Церковь, — думал он не двигаясь. Он ни разу не был в церкви, в этой церкви, в той единственной, которая была для него церковью со смерти отца.

Тогда была ночь, ночь перед похоронами, когда он приехал в Фидлерсборо. Он вошёл, в прихожей было полутемно и пусто. Поставил чемодан и почувствовал запах цветов из библиотеки. Он туда вошёл. Сестра стояла совсем одна посреди комнаты и плакала. Она заметно выросла. Сформировалась.

И была совсем одна в полутёмной комнате.

Она подошла, взяла его за руку и подвела к гробу.

— Погляди, сказала она. — Теперь он уже маленький.

Да, Лэнк Толливер больше не был высоким.
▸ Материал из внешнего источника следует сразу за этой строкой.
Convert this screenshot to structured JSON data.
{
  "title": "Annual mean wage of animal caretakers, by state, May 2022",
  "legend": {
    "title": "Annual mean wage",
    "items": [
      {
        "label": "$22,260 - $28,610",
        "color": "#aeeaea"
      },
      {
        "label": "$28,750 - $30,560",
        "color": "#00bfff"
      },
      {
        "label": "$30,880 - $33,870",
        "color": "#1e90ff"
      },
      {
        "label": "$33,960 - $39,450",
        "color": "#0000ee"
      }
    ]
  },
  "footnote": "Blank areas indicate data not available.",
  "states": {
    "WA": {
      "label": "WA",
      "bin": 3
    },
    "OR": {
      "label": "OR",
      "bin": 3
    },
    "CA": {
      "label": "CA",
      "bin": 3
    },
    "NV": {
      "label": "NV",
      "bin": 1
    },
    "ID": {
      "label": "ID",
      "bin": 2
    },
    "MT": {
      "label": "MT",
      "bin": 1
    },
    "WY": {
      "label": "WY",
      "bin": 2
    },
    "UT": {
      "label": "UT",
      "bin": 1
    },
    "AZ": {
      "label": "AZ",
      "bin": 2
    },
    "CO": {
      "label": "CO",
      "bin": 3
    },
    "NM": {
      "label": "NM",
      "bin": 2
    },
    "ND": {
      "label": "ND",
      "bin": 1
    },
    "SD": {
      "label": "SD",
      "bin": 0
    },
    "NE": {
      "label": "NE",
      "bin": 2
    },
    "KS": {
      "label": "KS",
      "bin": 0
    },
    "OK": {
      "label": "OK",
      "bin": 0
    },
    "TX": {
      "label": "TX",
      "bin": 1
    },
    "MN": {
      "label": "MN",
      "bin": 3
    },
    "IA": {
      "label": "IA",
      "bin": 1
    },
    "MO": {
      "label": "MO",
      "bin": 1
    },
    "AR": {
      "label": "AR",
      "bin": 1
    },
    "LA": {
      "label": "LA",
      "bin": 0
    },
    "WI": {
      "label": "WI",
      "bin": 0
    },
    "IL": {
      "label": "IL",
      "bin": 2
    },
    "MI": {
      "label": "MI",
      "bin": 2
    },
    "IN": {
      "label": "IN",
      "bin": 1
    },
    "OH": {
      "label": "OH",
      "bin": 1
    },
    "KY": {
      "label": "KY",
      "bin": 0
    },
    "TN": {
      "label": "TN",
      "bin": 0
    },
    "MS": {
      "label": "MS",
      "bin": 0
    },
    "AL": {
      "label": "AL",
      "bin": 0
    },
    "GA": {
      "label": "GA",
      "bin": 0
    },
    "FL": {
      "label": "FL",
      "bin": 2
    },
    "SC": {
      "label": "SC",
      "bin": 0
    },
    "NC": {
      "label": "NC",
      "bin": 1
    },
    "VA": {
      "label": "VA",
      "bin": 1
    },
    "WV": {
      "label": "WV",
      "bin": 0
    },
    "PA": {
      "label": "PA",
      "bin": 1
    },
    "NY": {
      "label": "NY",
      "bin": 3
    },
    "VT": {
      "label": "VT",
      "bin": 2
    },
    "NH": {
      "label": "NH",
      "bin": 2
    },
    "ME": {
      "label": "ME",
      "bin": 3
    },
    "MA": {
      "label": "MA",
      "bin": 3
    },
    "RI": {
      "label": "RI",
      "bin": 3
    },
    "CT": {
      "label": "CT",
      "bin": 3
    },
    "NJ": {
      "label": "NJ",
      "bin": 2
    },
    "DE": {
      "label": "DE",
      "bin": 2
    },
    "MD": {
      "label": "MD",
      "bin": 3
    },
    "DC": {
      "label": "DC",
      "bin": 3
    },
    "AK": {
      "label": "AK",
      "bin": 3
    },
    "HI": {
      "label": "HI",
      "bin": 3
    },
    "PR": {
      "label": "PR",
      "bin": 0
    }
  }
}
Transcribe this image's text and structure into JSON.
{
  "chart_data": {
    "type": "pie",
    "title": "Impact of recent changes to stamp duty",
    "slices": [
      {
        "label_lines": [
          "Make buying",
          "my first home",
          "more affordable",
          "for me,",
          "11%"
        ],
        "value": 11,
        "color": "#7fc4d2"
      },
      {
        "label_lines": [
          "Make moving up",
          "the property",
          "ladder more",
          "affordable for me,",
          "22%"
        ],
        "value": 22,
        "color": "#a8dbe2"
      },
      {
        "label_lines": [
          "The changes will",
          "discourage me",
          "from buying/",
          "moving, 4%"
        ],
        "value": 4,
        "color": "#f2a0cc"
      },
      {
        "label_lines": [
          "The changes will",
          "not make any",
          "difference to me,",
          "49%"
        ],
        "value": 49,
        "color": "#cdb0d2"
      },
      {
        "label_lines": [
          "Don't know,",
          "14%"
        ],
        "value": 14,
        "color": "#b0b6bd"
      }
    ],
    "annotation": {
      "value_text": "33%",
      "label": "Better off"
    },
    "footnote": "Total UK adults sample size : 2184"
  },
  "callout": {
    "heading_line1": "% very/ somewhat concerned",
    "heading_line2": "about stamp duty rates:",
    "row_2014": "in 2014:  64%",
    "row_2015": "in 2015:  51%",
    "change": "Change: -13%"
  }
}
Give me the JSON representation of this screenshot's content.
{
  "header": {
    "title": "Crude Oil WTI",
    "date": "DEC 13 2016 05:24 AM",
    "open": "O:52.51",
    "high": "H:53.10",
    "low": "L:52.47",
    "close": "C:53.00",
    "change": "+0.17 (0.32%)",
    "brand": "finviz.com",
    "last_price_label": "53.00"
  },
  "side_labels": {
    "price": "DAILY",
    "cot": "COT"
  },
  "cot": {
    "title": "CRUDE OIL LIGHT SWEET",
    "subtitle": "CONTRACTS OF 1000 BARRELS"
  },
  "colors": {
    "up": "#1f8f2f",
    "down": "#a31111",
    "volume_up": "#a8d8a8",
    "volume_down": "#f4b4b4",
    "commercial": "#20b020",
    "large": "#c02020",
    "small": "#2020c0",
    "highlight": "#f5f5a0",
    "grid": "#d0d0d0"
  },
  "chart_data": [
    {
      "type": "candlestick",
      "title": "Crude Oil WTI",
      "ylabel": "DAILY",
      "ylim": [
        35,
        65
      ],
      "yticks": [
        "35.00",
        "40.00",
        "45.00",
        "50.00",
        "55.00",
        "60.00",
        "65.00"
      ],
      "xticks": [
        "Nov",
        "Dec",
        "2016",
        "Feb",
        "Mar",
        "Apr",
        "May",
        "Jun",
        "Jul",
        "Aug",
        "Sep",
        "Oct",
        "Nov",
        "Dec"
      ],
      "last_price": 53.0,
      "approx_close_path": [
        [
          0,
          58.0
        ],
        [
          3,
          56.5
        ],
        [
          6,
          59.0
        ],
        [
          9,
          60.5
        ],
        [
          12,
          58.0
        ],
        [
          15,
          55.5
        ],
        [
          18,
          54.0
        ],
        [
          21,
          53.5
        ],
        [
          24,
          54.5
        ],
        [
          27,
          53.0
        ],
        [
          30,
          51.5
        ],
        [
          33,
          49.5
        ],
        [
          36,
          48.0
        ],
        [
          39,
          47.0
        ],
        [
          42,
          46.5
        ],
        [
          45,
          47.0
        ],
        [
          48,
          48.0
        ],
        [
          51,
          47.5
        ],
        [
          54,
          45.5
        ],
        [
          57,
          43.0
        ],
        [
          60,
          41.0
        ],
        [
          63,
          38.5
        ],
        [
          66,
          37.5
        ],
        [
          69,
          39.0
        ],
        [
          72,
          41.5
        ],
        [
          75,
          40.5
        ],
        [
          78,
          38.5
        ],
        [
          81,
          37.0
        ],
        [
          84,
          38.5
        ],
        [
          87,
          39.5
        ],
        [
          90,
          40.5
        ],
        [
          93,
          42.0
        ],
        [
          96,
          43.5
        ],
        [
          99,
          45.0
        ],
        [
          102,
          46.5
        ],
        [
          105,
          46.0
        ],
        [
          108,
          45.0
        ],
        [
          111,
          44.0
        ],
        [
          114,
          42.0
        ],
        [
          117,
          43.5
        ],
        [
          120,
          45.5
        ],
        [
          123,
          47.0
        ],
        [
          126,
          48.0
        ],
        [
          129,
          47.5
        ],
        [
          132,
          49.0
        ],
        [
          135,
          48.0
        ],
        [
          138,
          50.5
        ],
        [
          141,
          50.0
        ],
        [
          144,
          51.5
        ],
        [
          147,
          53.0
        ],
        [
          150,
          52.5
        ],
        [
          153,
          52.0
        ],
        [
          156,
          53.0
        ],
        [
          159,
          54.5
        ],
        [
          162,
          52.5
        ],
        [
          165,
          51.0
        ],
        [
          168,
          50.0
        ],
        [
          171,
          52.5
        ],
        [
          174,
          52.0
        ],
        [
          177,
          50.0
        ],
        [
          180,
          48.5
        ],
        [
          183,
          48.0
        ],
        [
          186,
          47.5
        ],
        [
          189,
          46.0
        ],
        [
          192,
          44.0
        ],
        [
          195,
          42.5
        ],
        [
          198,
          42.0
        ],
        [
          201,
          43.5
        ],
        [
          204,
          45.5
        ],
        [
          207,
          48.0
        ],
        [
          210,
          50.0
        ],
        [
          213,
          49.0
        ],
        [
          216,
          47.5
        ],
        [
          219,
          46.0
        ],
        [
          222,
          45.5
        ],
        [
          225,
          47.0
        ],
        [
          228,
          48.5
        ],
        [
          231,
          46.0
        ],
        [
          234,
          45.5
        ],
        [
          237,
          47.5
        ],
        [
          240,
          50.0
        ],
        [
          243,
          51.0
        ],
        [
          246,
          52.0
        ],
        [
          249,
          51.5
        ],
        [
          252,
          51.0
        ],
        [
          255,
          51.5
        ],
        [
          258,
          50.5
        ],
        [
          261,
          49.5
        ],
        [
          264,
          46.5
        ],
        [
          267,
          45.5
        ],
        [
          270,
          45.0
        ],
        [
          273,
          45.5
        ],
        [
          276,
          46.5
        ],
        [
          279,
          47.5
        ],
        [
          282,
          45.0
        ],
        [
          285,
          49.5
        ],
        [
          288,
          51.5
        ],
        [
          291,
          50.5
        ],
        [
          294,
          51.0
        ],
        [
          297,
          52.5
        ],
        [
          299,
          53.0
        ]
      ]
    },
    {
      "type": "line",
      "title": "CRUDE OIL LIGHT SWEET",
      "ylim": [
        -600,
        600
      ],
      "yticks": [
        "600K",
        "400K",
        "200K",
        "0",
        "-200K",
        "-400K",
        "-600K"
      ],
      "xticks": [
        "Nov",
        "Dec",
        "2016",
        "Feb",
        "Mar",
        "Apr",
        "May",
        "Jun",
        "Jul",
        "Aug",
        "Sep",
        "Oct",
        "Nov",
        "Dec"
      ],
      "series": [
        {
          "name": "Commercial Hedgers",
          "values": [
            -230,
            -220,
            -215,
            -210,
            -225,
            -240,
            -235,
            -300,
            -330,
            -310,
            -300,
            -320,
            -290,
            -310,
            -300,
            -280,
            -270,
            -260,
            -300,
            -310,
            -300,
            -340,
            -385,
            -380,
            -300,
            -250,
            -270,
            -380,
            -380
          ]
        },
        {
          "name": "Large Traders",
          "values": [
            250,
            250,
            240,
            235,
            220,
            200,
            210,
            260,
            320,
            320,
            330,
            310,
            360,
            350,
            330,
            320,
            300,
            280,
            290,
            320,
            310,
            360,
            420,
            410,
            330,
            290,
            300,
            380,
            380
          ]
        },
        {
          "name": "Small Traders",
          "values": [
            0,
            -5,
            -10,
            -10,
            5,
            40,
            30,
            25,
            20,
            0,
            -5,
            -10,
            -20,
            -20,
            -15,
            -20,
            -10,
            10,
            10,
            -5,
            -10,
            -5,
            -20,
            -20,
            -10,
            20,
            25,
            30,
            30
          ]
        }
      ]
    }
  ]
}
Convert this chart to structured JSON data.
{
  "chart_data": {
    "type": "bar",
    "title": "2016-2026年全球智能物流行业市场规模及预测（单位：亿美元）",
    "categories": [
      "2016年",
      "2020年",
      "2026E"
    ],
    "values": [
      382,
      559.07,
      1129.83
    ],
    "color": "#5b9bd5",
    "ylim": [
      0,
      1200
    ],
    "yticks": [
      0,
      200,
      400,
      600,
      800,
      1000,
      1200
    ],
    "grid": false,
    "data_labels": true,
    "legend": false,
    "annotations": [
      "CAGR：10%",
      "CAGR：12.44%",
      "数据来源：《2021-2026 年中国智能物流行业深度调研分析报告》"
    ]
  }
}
Теперь уж ему не стоять посреди комнаты — высокому, с торчащими чёрными волосами, такими жёсткими и густыми, что чесать их в пору хоть скребницей, — теперь уж не дёргать себя за длинный чёрный ус и не сверкать глазами. Не топать сапогами, вымазанными в коровьем навозе, и, хоть он и таскал в заднем кармане не меньше двух тысяч долларов, он по-прежнему выбивал этими сапогами ножку у стола и плевал на ковёр.

— Ну почему ты его так ненавидел? — спросила она.

Что он мог ей ответить, если вдруг понял, что сам этого не знает?

— Как ты можешь его ненавидеть, — с болью закричала она, — если он теперь такой маленький? Погляди, как он усох!

Она кинулась ему на шею. Он не помнил, чтобы она когда-нибудь делала это раньше. Но он и знал-то её мало, ведь так давно не жил дома.

Он стоял в полутёмной комнате, где так пахли цветы, почему-то напоминая ему запах детской рвоты, похлопывал её по плечу и старался утешить.

Да, она здорово выросла.

А теперь он лежал на спине, решив, что через минуту встанет и пойдёт в церковь, и вспоминал то давно прошедшее время. Он подумал о том, как приходила сестра и что только такой хам, как он, да ещё с перепоя, мог заметить, что у неё всё ещё красивые ноги, особенно не видав её чуть не шестнадцать лет. Он поразмыслил, является ли восхищение ногами сестры кровосмесительным.